Aude TessierNathalie RouxLucile BoutaudElodie LunelLeila HakkakianMélanie ParisotMeriem Garfa-TraoréAmale IchkouNadia ElkhartoufiChristine BolePatrick NitschkeJeanne AmielJelena MartinovicFérechté Encha-RazaviTania Attié-BitachSophie ThomasPublished in: Acta neuropathologica communications (2023)

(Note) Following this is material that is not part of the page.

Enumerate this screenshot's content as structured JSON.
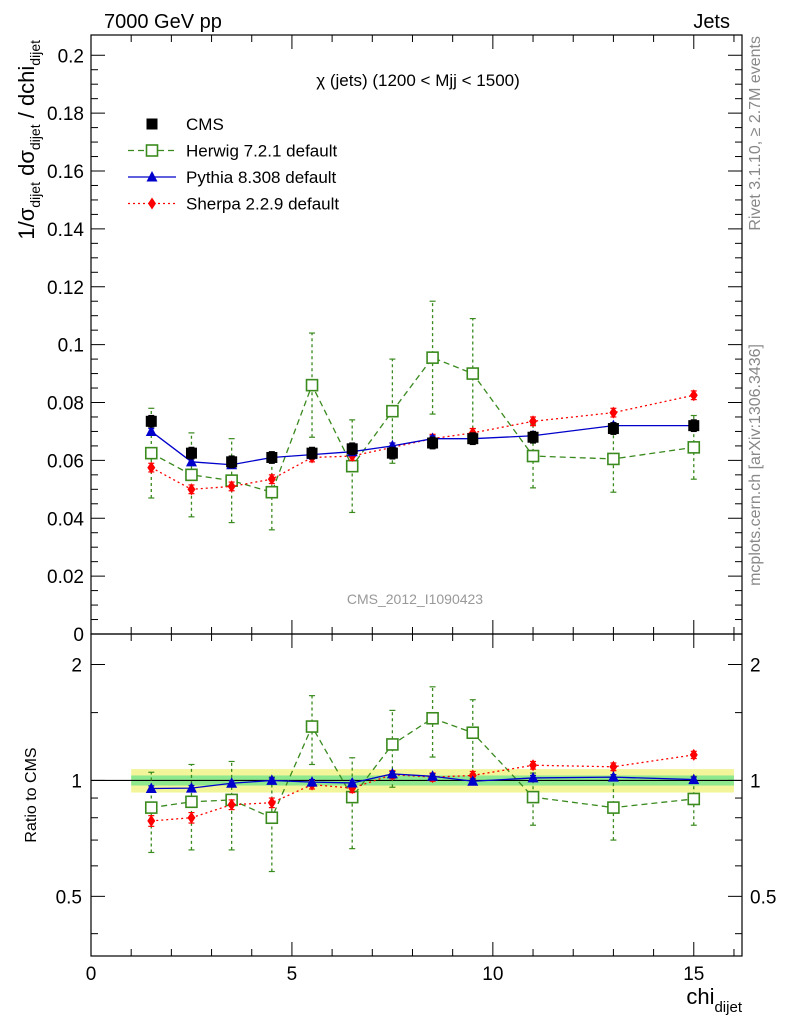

Congenital hydrocephalus is a common condition caused by the accumulation of cerebrospinal fluid in the ventricular system. Four major genes are currently known to be causally involved in hydrocephalus, either isolated or as a common clinical feature: L1CAM, AP1S2, MPDZ and CCDC88C. Here, we report 3 cases from 2 families with congenital hydrocephalus due to bi-allelic variations in CRB2, a gene previously reported to cause nephrotic syndrome, variably associated with hydrocephalus. While 2 cases presented with renal cysts, one case presented with isolated hydrocephalus. Neurohistopathological analysis allowed us to demonstrate that, contrary to what was previously proposed, the pathological mechanisms underlying hydrocephalus secondary to CRB2 variations are not due to stenosis but to atresia of both Sylvius Aqueduct and central medullar canal. While CRB2 has been largely shown crucial for apico-basal polarity, immunolabelling experiments in our fetal cases showed normal localization and level of PAR complex components (PKCι and PKCζ) as well as of tight (ZO-1) and adherens (β-catenin and N-Cadherin) junction molecules indicating a priori normal apicobasal polarity and cell-cell adhesion of the ventricular epithelium suggesting another pathological mechanism. Interestingly, atresia but not stenosis of Sylvius aqueduct was also described in cases with variations in MPDZ and CCDC88C encoding proteins previously linked functionally to the Crumbs (CRB) polarity complex, and all 3 being more recently involved in apical constriction, a process crucial for the formation of the central medullar canal. Overall, our findings argue for a common mechanism of CRB2, MPDZ and CCDC88C variations that might lead to abnormal apical constriction of the ventricular cells of the neural tube that will form the ependymal cells lining the definitive central canal of the medulla. Our study thus highlights that hydrocephalus related to CRB2, MPDZ and CCDC88C constitutes a separate pathogenic group of congenital non-communicating hydrocephalus with atresia of both Sylvius aqueduct and central canal of the medulla.